I costi - Lo studio è tanto avveniristico quanto oneroso. Complessivamente l'opera dovrebbe arrivare a costare circa 60 milioni di dollari; di questi, venti sono stati garantiti dal governo aussie, gli altri quaranta da investimenti privati. La cifra consentirà innanzitutto di creare il Cooperative Research Centre (Centro di Ricerca Cooperativa), polo dove si svolgeranno gli esperimenti del caso.
I rischi - Matthew Colless, direttore della Scuola di Astronomia e Astrofisica dell'università, ha ipotizzato che il laser potrebbe essere operativo entro dieci anni. "Siamo forse solo ad un paio di decenni di distanza da una cascata di collisioni catastrofiche", ha annunciato Colless.

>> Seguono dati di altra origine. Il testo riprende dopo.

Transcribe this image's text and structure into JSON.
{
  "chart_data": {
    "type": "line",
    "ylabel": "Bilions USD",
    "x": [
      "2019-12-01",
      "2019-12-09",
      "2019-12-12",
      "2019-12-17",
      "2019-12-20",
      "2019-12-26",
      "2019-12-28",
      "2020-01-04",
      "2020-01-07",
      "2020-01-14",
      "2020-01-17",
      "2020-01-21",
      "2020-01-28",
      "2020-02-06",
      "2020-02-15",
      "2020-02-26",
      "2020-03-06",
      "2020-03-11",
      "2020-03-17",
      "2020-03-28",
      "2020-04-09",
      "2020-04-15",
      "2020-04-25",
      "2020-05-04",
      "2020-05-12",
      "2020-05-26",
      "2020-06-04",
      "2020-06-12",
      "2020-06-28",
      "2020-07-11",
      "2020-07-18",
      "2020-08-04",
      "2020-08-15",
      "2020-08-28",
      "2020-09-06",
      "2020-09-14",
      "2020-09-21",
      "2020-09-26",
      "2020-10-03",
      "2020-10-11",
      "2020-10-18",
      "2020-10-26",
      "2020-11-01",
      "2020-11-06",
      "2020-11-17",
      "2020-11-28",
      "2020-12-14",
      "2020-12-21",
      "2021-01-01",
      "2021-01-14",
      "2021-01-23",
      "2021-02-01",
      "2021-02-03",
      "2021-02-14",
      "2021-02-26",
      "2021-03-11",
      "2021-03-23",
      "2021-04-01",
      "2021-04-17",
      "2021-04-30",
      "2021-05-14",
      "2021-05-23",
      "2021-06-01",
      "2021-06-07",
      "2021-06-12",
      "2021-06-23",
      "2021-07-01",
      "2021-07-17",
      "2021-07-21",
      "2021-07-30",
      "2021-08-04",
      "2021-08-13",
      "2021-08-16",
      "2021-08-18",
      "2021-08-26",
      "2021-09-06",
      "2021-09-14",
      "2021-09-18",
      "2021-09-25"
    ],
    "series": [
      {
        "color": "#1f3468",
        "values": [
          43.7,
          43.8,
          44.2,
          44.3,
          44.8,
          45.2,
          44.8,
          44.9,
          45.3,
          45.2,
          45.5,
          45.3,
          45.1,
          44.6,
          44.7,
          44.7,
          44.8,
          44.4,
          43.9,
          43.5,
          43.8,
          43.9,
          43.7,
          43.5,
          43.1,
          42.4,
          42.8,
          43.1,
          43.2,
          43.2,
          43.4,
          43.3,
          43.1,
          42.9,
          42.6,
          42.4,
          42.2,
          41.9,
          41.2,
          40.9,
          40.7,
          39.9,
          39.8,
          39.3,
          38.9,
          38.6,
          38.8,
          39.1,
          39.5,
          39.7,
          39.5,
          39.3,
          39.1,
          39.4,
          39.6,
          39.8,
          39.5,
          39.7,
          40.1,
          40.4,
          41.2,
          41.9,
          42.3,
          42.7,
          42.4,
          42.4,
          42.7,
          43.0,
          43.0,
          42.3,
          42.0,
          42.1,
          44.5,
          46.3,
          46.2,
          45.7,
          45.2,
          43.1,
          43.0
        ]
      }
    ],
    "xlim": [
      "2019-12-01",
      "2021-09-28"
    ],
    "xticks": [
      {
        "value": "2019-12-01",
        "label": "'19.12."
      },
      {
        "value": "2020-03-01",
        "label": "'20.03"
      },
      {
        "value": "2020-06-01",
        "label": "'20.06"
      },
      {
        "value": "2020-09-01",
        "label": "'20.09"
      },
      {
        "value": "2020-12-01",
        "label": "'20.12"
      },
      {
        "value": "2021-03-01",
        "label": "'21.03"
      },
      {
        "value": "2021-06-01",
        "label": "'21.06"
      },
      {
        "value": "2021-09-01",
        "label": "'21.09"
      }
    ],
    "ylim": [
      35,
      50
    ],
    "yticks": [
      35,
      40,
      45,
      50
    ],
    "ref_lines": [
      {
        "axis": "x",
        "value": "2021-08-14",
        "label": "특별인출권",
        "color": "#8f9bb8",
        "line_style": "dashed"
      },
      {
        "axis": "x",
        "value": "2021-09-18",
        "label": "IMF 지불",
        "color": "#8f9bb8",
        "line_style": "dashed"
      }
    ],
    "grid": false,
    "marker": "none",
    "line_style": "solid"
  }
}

Il materiale vagante infatti è altamente pericoloso per i satelliti lanciati più di recente. Il tempo stringe, lo spazio attorno alla Terra è sempre più intasato da detriti di ogni tipo che potrebbero entrare in collisione ad alta velocità con i satelliti attualmente attivi.
C'è anche la Nasa - Per questo, come riporta l'Independent, è necessario un intervento il più preciso possibile. La Nasa è entrata in contatto con gli australiani per mappare il materiale orbitante e pianificare le operazioni. Questa fase preliminare si sta svolgendo con un telescopio sul Monte Stromlo, vicino a Canberra. I pezzi individuati saranno così colpiti dal raggio laser e bruceranno senza rischi nell'atmosfera, secondo la teoria dei ricercatori. Il passo successivo sarà quello di creare una rete globale di stazioni d'osservazione, simile a quella che verrà istituita in Australia.